Lundquist was about to speak when there came a tremendous thunderclap. He looked up: the black clouds had sealed off the last square of blue sky and now rolled black and unending as far as he could see. The temperature had plunged, and then, just as he crammed his wide-brimmed hat onto his head, the rain started again.

“All right, men,” he called out, watching as they prepared their clothes for the change in the weather. “This is where he camped last night.”

“How’s he stayed so far ahead of us?” Michael called out.

“Pay attention!” Lundquist called out. “The dogs have a good scent. They’ve had a good one all morning. Maybe he stayed here for less time than we thought he did, maybe he’s just ahead of us. Maybe he isn’t as badly hurt as I think he is. I don’t know. It doesn’t matter. What I do know is we are going to find him, and, when we do, we’re going to make him wish he didn’t drag us out in this weather.”

“What are we doing now?”

“We stick with it. We keep going until we find him.”

Tom Chandler groaned.

“What?” Lundquist said. “You want to stay? You forget what he did back in the field before we came after him? Think it’d be a good idea to wait here on your own? Don’t be so stupid.”

Chandler looked away, chastised. Lundquist adjusted his hat, working the brim down, and nodded to Walker Price. The dogs leapt to follow the spoor again. Milton’s scent might as well have been painted on the path in fluorescent paint.
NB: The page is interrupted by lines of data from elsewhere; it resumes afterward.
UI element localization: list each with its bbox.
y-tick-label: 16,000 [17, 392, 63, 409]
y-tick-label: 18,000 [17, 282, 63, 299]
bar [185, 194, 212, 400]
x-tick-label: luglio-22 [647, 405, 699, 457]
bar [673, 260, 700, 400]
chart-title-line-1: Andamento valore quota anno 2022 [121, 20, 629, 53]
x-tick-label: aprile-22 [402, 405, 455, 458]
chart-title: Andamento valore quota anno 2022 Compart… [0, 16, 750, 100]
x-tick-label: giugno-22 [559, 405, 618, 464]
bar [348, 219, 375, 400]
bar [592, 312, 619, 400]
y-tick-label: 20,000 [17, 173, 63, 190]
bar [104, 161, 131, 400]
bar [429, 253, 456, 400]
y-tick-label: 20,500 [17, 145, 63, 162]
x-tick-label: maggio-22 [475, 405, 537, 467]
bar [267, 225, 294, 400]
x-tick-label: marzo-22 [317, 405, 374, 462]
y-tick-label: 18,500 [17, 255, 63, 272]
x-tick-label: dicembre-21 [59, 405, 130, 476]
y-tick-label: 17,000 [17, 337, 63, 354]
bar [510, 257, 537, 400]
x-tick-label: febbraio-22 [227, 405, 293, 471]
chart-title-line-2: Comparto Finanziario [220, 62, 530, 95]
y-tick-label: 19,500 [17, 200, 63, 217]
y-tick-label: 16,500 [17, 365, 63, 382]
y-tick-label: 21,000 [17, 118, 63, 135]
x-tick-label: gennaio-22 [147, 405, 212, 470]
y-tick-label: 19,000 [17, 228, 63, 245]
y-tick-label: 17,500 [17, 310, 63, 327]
He wasn’t far ahead, Lundquist knew it.

Chapter 33

HE KEPT RUNNING.

A large ridge loomed up out of the trees, a sudden protrusion of sixty feet of bedrock granite that cut through the green with no obvious way around. Milton kept running towards it, pounding across the boggy trail. He heard the sound of the water from half a mile away, a shushing hiss that grew in strength the nearer he came to it. It became louder: a murmur, to a groan, to a roar. The trail cut through a stand of trees. Milton followed it, tracing a path around a gentle oxbow to the left and then to the right, and then he came to the waterfall.

He stopped and looked up.

He found himself in a little hollow, the river pooling in the bottom before draining away in the direction that he had come. It was verdant and fresh, with stands of ash and fir gathered on the shallow slopes. The ridge shot up ahead of him, more of a sheer cliff now that he was closer to it, blocking his way. The river rushed over the top. The falls consisted of two separate drops spaced about two hundred yards apart. The upper falls dropped about sixty feet; the lower about forty. The soft, layered, river rock was worn and sculpted, finished almost to resemble hand-rubbed pewter. It was formed into a number of channels, ledges, potholes, and other unique configurations. The river was funnelled between two sheer rocky lips and then was sent gushing out over the steep drops to crash against the rocks below.